Not so long ago the technology in a sawmill was easy to understand – it had to be since each machine was operated by a person. This applied to orienting and feeding lumber into a machine or putting a saw on a grinder. In new mills this is not the case: most machines now have at least a PLC or a computer somewhere in their guts. For the most part this allows the machines to be faster, more accurate, and more consistent than would ever be achieved by a human operator. In most cases it’s also relieved people from monotonous or dangerous jobs, especially repetitive strain injuries.
This change in how the tools and machines are built means we have to change how we keep them going. Before the computers were introduced a person with a good mechanical abilities could see the problem and come up with a fix, or better yet, and improvement. This of course still happens with new machines, but it now requires a specialist (PLC or computer programmer) to understand where the problem lies, never mind how to make an improvement. As more electronics have been added, it has also added to the list of things that can go wrong: any problems with wires, sensors, computer boards, or communications links can shut down a machine that is mechanically fine.
The addition of electronics and computers to sawmill machines has, in many cases, been the addition of “black boxes” that are impenetrable, or at least difficult to understand. Even with better user interfaces, some machines have so many options to know that it still takes a specialist to make sure a machine is setup correctly.

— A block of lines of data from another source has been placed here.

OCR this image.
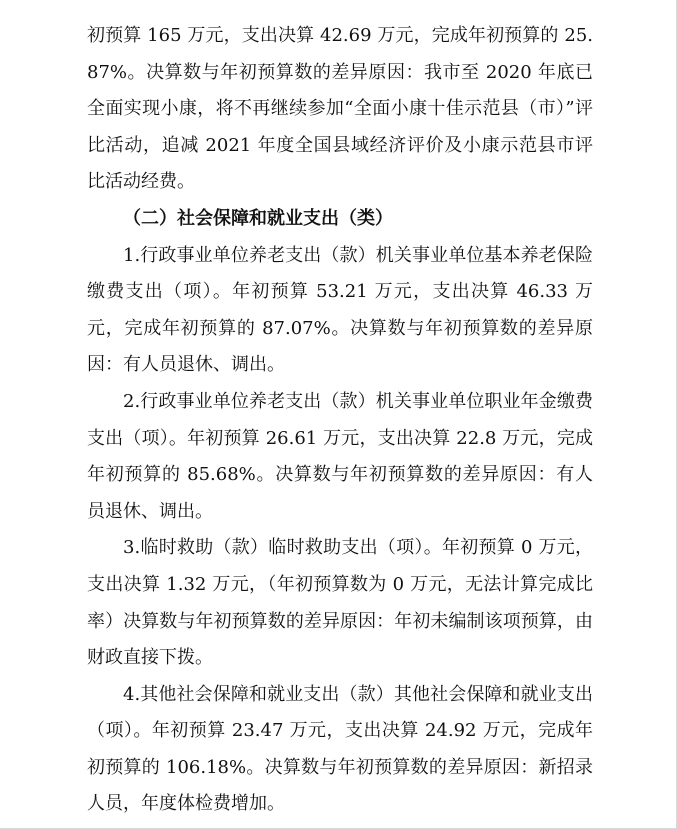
初预算 165 万元，支出决算 42.69 万元，完成年初预算的 25.87%。决算数与年初预算数的差异原因：我市至 2020 年底已全面实现小康，将不再继续参加“全面小康十佳示范县（市）”评比活动，追减 2021 年度全国县域经济评价及小康示范县市评比活动经费。

（二）社会保障和就业支出（类）

1.行政事业单位养老支出（款）机关事业单位基本养老保险缴费支出（项）。年初预算 53.21 万元，支出决算 46.33 万元，完成年初预算的 87.07%。决算数与年初预算数的差异原因：有人员退休、调出。

2.行政事业单位养老支出（款）机关事业单位职业年金缴费支出（项）。年初预算 26.61 万元，支出决算 22.8 万元，完成年初预算的 85.68%。决算数与年初预算数的差异原因：有人员退休、调出。

3.临时救助（款）临时救助支出（项）。年初预算 0 万元，支出决算 1.32 万元，（年初预算数为 0 万元，无法计算完成比率）决算数与年初预算数的差异原因：年初未编制该项预算，由财政直接下拨。

4.其他社会保障和就业支出（款）其他社会保障和就业支出（项）。年初预算 23.47 万元，支出决算 24.92 万元，完成年初预算的 106.18%。决算数与年初预算数的差异原因：新招录人员，年度体检费增加。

Actually, the most costly problem is when a machine runs, but not optimally. Just because lumber (or saws, or whatever) is being processed doesn’t mean that the machine is getting the most value from the fibre. This leads to the question how do we know if a machine is operating correctly. On a larger scale, how do we know what could be done to improve.
The constant drive to improve is a fundamental aspect of manufacturing. If we’re improving it means we are not standing still waiting for a bump in the economy or an ambitious competitor to leave us in the dust. At a fundamental level, if we can improve, it means we understand our technology and are willing and able to control it for our goals, not let it limit what we want (or need) to do.